NetMF+: Network Embedding Based on Fast and Effective Single-Pass Randomized Matrix Factorization

In this work, we propose NetMF+, a fast, memory-efficient, scalable, and effective network embedding algorithm developed for a single machine with CPU only. NetMF+ is based on the theoretically grounded embedding method NetMF and leverages the theories from randomized matrix factorization to learn embedding efficiently. We firstly propose a fast randomized eigen-decomposition algorithm for the modified Laplacian matrix. Then, sparse-sign randomized single-pass singular value decomposition (SVD) is utilized to avoid constructing dense matrix and generate promising embedding.

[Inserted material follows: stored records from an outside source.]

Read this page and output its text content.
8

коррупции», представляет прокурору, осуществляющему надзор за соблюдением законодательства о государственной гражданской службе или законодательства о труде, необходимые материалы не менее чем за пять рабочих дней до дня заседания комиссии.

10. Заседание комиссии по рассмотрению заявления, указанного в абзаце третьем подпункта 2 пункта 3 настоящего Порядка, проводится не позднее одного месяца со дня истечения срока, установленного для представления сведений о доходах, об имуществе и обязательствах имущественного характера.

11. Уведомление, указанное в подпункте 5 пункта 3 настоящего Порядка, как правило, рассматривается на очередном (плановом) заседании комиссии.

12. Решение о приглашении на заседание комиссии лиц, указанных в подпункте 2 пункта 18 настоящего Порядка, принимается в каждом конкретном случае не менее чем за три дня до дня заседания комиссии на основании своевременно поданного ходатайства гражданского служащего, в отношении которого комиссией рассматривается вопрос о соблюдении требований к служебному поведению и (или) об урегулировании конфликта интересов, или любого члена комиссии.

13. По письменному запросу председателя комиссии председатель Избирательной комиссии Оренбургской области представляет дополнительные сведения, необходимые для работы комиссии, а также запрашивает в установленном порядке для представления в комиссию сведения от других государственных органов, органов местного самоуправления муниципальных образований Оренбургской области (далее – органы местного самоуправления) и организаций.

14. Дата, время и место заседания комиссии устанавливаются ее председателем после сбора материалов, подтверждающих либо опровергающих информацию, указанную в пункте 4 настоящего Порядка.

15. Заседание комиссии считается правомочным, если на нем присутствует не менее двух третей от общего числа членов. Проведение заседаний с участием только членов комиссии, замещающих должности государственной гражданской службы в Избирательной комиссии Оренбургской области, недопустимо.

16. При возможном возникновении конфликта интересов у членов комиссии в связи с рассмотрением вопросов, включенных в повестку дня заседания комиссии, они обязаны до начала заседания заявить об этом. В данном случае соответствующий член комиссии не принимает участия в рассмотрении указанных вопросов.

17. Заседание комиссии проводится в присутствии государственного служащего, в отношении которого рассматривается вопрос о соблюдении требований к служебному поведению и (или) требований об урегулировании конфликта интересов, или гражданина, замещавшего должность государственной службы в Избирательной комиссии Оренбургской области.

To enhance the performance of embedding, we apply spectral propagation in NetMF+. Finally, A high-performance parallel graph processing stack GBBS is used to achieve memory-efficiency. Experiment results show that NetMF+ can learn a powerful embedding from a network with more than 10^11 edges within 1.5 hours at lower memory cost than state-of-the-art methods. The result on ClueWeb with 0.9 billion vertices and 75 billion edges shows that NetMF+ saves more than half of the memory and runtime than the state-of-the-art and has better performance. The source code of NetMF+ will be publicly available after the anonymous peer review.